As many as 30,000 French women will be warned by the end of the week to have their potentially harmful silicone breast implants removed, Liberation newspaper reported Tuesday.

The advice relates to specific implants manufactured by the now-shuttered Poly Implant Prosthesis (PIP) company, based in southern France. PIP was one of the world's leaders in implant production until it was discovered it used industrial silicone, designed for computers and electronic devices, instead of medical-grade fillers.

The implants were used in some of the estimated half a million surgical breast augmentations carried out in France, as well as many thousands more procedures in countries like the UK and Spain. At least one judicial investigation of involuntary homicide involving a recipient who died from cancer is underway. More cancer cases and hundreds of legal complaints have also been identified.

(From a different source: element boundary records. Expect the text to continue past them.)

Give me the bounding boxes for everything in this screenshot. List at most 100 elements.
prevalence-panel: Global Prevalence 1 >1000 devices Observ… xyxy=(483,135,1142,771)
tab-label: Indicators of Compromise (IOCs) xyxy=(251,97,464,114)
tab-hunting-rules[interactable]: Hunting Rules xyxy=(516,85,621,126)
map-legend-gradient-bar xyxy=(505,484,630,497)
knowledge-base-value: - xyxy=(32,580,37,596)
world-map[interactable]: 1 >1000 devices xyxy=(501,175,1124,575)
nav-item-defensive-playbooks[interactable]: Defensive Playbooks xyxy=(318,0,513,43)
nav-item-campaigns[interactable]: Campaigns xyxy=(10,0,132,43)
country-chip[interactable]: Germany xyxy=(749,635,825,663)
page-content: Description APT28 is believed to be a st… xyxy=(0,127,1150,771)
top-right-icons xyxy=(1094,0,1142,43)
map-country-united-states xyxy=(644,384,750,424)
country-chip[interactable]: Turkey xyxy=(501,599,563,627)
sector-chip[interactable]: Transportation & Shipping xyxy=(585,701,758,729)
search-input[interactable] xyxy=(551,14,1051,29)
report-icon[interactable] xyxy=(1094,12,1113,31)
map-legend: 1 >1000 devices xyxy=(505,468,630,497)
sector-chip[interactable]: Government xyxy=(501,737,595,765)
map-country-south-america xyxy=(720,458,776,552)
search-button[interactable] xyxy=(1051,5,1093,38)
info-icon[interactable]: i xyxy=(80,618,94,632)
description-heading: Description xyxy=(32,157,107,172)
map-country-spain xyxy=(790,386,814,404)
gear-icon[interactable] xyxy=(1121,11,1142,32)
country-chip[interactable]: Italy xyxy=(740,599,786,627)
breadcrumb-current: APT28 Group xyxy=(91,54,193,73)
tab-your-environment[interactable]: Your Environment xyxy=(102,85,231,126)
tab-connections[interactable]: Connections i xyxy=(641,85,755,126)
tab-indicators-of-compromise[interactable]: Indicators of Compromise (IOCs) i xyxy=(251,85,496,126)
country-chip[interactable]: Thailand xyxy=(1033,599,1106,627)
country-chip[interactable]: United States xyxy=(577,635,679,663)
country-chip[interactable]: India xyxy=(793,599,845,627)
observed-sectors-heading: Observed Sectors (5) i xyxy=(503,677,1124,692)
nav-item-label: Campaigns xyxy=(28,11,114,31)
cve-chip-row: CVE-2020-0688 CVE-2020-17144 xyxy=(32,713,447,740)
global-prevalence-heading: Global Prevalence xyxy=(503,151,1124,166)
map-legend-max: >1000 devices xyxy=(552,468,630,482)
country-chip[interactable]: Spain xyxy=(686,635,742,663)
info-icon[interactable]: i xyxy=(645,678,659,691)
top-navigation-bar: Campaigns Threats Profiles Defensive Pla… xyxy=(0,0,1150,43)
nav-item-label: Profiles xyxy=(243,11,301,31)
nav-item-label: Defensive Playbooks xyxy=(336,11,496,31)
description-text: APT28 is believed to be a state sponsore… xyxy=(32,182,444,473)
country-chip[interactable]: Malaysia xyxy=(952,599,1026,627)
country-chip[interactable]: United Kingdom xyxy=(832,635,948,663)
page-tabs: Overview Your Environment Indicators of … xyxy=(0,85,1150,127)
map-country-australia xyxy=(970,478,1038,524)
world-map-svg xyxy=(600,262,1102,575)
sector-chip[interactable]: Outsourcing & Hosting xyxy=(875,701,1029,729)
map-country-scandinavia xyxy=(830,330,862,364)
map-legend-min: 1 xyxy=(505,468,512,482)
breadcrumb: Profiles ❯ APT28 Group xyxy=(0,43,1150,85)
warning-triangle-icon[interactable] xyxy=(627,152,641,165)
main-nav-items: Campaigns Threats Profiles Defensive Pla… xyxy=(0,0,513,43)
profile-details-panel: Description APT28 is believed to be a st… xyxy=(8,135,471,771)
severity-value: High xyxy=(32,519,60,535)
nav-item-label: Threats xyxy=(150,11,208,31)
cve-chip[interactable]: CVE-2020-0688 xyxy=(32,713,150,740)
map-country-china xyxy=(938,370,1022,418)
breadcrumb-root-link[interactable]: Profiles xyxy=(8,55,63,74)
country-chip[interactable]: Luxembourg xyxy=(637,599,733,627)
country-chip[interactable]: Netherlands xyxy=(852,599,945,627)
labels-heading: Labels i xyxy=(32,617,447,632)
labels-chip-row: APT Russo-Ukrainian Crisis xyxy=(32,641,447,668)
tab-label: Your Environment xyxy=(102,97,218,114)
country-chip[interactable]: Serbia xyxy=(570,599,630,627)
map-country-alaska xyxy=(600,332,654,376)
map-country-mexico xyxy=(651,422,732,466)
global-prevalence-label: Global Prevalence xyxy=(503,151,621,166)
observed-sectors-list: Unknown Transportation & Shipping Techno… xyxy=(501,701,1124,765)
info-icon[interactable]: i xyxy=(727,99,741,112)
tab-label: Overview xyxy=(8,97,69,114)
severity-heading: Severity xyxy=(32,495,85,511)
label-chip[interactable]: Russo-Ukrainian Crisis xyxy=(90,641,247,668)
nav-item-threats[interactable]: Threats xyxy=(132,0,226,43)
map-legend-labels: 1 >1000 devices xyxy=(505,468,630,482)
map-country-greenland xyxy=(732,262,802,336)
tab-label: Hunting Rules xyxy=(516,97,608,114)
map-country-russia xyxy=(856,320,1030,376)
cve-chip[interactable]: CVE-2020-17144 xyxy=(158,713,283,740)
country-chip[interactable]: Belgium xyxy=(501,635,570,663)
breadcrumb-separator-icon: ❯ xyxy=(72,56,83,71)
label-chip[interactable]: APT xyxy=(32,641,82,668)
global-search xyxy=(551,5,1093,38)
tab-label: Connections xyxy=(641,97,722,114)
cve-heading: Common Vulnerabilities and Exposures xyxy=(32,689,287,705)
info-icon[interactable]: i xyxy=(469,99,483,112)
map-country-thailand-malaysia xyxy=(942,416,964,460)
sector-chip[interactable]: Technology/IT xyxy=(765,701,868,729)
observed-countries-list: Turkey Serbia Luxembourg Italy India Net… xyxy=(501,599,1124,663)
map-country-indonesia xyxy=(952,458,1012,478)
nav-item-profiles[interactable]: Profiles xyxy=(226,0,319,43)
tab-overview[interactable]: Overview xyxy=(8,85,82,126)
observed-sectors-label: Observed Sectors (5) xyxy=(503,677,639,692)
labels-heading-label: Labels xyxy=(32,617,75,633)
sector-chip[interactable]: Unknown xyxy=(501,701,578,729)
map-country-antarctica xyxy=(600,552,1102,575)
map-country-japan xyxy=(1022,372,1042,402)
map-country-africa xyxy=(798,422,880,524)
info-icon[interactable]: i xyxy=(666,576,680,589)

One leading plastic surgeon, Professor Laurent Lantieri, told the newspaper, "We are faced with a health crisis linked to a scam. The whole profession is aware of it. There is no urgency, there is no need to worry but prevention is the best policy."

The advice is still to be officially confirmed by medical authorities, but government spokeswoman Valerie Pecresse confirmed to LCI television Tuesday that they were, "in the process of evaluating these breast implants, given the cancer risks."

She also reassured women affected by the scandal that the cost of removing the potentially faulty implants and reconstructive surgery would be likely met by the state.

"If this becomes a public health emergency then any surgical costs will be covered by the social security," Pecresse said.